Prep 10 mins
Cook 0 mins
A great summer recipe with a bit of zing to it
- 5 ripe mangoes
- 1 tablespoon fish sauce
- 2 1⁄2 cm ginger, grated
- 3 limes, juice and zest of
- 100 ml grapeseed oil
- 3 red chilies, finely chopped
- 1⁄2 cup basil, roughly chopped
- Peel the mangoes with a vegetable peeler or small sharp knife and then slice the flexh off either side of the stone.

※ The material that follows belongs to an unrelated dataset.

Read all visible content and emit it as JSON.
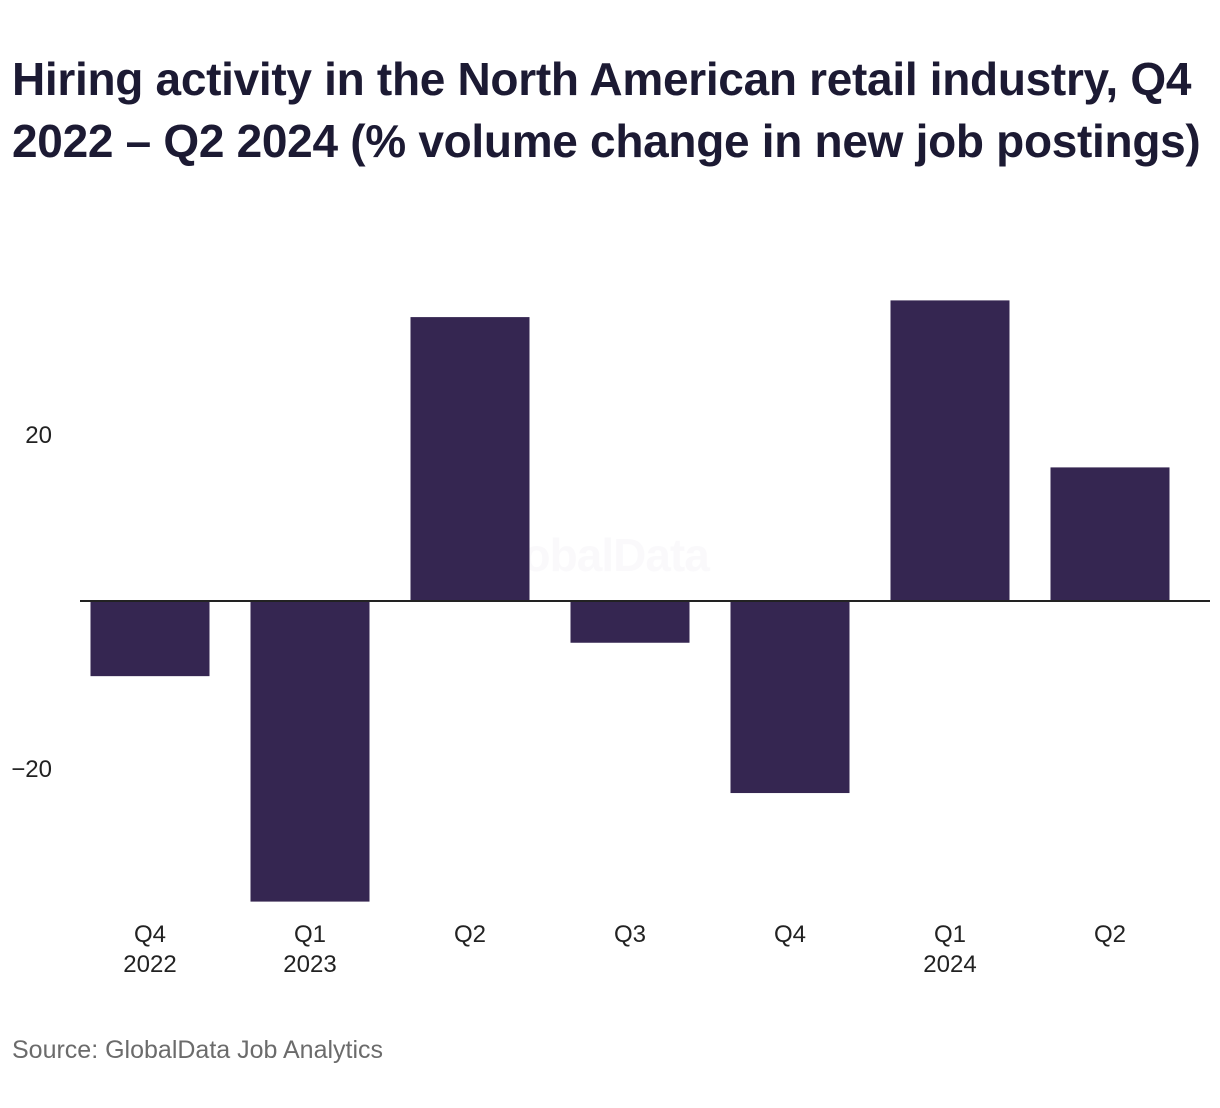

- Cut into strips about 1cm thick.
- Put in a bowl.
- Mix together the rest of the ingredients and pour over the mango.
- Toss lightly.
This certainly had a wonderful zing to it. I chopped everything really fine - the orange, red and green looks very attractive. The mangoes were huge, so I just used 3. I added a pinch of salt because I used a bit less fish sauce. I also omitted most of the oil so it turned into a sort of salsa for fish. For North Americans who make this, the red chiles are Thai chiles about 2-3" long available in oriental grocery stores. Red Jalepenos would do, but even better, (because of the even heat) would be Serranos which had turned red. I don't know if this is a seasonal thing , but here in Australia at the end of summer, the red chiles are not packing much of a punch, so even the 3 didn't get it fiery hot. In the USA, I would start with only 1 chile and work up the heat from there.